February 14, 2024 ยท View on GitHub

This directory contains the files for constructing BIPIA dataset.

Structure

  • email: the context file of the EmailQA task
    • test.jsonl: the test context file the EmailQA task
    • train.jsonl: the train context file of the EmailQA task
  • table: the context file of the TableQA task
    • test.jsonl: the test context file the TableQA task
    • train.jsonl: the train context file of the TableQA task
  • code: the code context file of the CodeQA task
    • test.jsonl: the test context file the CodeQA task
    • train.jsonl: the train context file of the CodeQA task
  • qa: the context file of the WebQA task. Due to the license issue, please follow the Generate Context Data section to generate the context files test.jsonl and train.jsonl
    • md5.txt: the md5 file of the context files
    • index.json: the sample indexes of the context files
    • process.py: the script to process the context files
  • abstract: the context file of the Summarization task. Due to the license issue, please follow the Generate Context Data section to generate the context files test.jsonl and train.jsonl
    • md5.txt: the md5 file of the context files
    • index.json: the sample indexes of the context files
    • process.py: the script to process the context files
  • code_attack_test.json: the test attack file of the code tasks
  • code_attack_train.json: the train attack file of the code tasks
  • text_attack_test.json: the test attack file of the text tasks
  • text_attack_train.json: the train attack file of the text tasks

Generate Context Data

WebQA Task

Read and follow the guidlines in newsqa official repo. If you fail to build the docker, consider use bryant1410/newsqa instead.

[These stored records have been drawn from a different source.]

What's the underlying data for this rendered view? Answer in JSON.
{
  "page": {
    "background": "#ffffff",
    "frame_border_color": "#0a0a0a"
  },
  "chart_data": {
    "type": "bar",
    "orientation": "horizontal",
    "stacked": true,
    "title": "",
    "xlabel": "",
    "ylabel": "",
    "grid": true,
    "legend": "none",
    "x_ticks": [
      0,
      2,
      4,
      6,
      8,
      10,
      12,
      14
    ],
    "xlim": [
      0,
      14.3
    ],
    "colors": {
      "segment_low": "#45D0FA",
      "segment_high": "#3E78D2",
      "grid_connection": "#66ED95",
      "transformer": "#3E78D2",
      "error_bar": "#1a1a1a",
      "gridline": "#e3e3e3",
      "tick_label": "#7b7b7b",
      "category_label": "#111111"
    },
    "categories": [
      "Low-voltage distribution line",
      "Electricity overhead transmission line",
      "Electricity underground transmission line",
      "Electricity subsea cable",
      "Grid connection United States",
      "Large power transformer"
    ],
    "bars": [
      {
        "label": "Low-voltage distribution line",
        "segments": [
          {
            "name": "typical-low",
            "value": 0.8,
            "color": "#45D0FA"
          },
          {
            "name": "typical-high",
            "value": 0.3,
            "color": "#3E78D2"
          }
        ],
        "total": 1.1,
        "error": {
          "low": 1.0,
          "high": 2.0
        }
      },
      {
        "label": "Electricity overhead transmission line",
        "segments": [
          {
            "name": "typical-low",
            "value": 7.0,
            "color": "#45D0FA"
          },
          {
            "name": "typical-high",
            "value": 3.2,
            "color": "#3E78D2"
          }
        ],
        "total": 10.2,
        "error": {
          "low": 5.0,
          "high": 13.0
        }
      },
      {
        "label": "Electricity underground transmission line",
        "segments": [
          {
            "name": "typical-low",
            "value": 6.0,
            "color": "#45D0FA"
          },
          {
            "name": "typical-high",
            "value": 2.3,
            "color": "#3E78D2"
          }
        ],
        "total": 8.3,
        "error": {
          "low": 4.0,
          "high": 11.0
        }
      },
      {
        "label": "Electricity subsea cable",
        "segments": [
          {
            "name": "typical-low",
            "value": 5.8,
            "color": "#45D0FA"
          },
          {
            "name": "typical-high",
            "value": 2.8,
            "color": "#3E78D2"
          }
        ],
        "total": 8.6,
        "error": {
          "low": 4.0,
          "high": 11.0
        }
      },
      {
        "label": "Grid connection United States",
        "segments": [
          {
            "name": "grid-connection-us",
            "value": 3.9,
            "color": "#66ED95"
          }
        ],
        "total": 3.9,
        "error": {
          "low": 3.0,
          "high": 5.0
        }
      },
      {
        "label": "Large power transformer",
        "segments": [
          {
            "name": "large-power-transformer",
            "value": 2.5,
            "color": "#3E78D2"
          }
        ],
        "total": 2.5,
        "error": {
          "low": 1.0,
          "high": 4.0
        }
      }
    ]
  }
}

docker pull bryant1410/newsqa
docker run --rm -it -v ${PWD}:/usr/src/newsqa --name newsqa bryant1410/newsqa

After obtaining the combined-newsqa-data-v1.csv and combined-newsqa-data-v1.json, run the following command to generate the context files.

cd qa
python process.py --data_dir /path/to/newsqa

Summarization Task

Read and follow the guildlines in XSum dataset. Run the following command to generate the context files.

cd abstract
python process.py